Thursday, February 14, 2013

New Avenue for Medical Vendors?

A difficult trend may be in the making. Difficult, that is, for carriers and employers, collectively referred here as "payers."

The complex interaction of workers' compensation laws with other laws, both federal and state, sometimes create circumstances that just can't be predicted, and once these circumstances are identified they quickly morph into a trend that results in new pressures.

The Medicare Secondary Payer Act (MSPA) is mostly looked at as some pesky law that interferes with the timely settlement of claims because of the requirement to satisfy elements satisfactory to avoid liability to the Centers for Medicare and Medicaid Services (CMS).

A creative position taken by a medical vendor in a no-fault auto liability MSPA claim may open the door to future payer headaches though and start a new trend for medical vendors seeking payment on denied or partially paid bills.

Jean Ellen Warner was in an October 2010 car accident that severely injured her.

Warner underwent neurosurgery with Michigan Spine and the surgery center sent a $24,645.001 bill to State Farm, which had provided Warner with no-fault auto insurance coverage at the time of her accident.

State Farm denied payment, asserting that Warner's spinal injuries predated the October 2010 collision and were attributable to a prior workplace accident.

Warner then submitted a claim to the CMS, which made a partial payment to Michigan Spine.

Michigan Spine then sued State Farm under the MSPA's private enforcement provision, 42 U.S.C. Section 1395y(3)(A).

The MSPA pays for medical services when an insured who is also covered by Medicare is denied coverage by the primary payer. The act allows the CMS to later seek reimbursement from the primary payer if coverage was wrongfully denied. The act also has a private enforcement provision, which Michigan Spine invoked.

State Farm moved for summary judgment, arguing that Michigan Spine had no right to sue before a court or other adjudicative body has determined whether or not State Farm was in fact liable for the medical care Michigan Spine had provided.

State Farm lost at the Federal District Court level in the 6th Circuit.

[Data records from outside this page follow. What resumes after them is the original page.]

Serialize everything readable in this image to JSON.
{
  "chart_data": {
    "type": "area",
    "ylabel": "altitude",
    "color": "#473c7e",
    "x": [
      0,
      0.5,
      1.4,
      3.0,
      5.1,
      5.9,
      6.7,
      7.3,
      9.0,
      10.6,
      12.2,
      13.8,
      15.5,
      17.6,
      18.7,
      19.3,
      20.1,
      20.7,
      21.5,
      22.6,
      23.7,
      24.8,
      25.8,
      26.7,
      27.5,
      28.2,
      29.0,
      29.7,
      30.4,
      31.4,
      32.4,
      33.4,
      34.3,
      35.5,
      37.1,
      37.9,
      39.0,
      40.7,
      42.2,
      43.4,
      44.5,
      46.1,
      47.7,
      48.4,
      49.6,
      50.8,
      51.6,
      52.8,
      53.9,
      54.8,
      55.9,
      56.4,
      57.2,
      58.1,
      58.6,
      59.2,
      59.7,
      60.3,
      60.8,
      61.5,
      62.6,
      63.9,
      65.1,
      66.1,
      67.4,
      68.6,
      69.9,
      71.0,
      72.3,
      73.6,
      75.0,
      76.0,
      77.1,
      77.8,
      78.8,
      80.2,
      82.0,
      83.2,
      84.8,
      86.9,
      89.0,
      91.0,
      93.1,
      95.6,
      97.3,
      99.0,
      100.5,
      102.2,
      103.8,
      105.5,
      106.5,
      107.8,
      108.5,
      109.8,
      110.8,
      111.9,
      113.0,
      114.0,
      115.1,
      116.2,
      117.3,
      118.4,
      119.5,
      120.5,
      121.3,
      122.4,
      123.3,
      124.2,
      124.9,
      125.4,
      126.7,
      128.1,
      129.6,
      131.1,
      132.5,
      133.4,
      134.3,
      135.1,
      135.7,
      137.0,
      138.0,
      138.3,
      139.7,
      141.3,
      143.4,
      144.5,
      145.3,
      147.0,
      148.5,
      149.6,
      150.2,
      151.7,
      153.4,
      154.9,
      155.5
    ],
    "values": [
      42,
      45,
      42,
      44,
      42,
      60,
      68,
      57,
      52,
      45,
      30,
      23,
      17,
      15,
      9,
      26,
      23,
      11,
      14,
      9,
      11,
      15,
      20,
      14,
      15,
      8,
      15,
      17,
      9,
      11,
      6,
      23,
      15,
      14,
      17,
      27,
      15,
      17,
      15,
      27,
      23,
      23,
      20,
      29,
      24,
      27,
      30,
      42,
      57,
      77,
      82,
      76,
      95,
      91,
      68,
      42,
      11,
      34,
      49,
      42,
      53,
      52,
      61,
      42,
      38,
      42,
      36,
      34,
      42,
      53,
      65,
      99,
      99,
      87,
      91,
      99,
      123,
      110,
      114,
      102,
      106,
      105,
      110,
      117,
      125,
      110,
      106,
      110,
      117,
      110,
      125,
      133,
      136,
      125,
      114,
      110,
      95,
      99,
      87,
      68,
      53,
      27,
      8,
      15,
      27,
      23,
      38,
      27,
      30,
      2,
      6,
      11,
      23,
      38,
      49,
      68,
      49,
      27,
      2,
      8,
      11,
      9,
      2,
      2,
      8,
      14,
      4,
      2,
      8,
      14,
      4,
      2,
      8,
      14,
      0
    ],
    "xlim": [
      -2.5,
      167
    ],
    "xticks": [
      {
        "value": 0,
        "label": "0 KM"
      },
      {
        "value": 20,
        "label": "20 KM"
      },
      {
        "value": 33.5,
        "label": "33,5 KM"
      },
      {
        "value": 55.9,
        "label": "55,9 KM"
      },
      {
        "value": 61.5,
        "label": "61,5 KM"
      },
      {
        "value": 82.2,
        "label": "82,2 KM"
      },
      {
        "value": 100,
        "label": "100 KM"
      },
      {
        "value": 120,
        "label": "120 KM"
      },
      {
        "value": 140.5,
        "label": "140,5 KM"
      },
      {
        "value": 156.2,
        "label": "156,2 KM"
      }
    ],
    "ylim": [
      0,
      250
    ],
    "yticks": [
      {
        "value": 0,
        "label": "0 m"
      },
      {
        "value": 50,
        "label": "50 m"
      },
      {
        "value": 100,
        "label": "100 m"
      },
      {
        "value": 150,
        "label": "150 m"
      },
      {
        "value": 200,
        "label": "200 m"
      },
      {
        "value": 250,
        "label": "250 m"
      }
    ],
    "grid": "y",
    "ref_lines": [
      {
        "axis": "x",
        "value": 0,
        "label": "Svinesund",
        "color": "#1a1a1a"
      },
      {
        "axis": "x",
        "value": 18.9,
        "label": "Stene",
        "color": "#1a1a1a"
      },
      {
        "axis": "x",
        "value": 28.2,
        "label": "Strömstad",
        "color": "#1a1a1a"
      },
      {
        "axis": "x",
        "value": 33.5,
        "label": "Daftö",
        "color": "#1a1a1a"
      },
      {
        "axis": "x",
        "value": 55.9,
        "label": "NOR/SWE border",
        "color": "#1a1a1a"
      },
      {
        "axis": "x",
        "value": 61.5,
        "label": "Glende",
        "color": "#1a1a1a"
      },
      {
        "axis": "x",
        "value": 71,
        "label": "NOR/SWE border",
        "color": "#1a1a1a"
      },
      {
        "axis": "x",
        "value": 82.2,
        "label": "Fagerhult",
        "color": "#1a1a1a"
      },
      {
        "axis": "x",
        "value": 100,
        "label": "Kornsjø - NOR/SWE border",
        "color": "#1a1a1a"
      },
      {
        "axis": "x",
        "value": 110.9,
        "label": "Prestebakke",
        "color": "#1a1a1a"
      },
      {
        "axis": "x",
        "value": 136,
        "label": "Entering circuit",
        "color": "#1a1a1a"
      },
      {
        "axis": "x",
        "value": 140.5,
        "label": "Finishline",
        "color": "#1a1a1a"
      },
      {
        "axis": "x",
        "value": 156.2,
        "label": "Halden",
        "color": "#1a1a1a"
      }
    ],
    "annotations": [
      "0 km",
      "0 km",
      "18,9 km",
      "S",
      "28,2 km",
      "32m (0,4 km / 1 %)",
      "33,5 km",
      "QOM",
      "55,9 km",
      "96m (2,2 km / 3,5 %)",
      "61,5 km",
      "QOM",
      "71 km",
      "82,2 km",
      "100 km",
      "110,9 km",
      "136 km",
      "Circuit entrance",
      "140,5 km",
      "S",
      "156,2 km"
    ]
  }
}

The 6th Circuit acknowledged that federal courts had held that the private insurer's responsibility to pay must be "demonstrated" via a prior judgment or settlement in order for a private insurer to be liable under the act. But after engaging in a close reading of the act's "tortuous text" and studying its amendment history, the 6th Circuit ruled that a private insurer's responsibility had to be "demonstrated" only when the CMS brings a claim for reimbursement.

When a health care provider is the party seeking payment, the 6th Circuit said, it need not "demonstrate" the insurer's responsibility to pay before bringing a lawsuit under the act.

The court ruled that Michigan Spine did not need to obtain a judgment on State Farm's obligation to pay for Warner's care in order to sue the carrier for payment.

One question not addressed by the ruling is whether workers' compensation would be the exclusive remedy, since the case dealt with a no-fault automobile liability situation; clearly a conflict of authority that may provoke a jurisdictional fight in the near future.

The thinking from observers who are expert in the MSPA is that the ruling is applicable to comp since no-fault insurance and workers' compensation both fall within the umbrella of "non-group health plans" under the MSPA.

And there is close correlation between Michigan no-fault auto and workers' compensation. Both are "no fault" meaning it does not matter who or what caused the accident/injuries. Both pay for the injured/policy-holder's medical expenses, wage loss benefits and other costs. Both are mandatory.

But no-fault auto is not exclusive - if there is insufficient insurance to cover all damage claims the at-fault party may still be liable for damages in excess of policy limits. This is generally not the case in workers' compensation unless there was some intentional aspect or violation of code where by liability outside of the exclusive remedy of comp is permitted.

One thing I have learned in my 29 years in The Law, however, is never say "never."

Just when payers thought they were getting some control over medical costs...

Wow.

The case is Michigan Spine & Brain Surgeons v. State Farm Mutual Automobile Insurance Co., No. 12-CV-11329.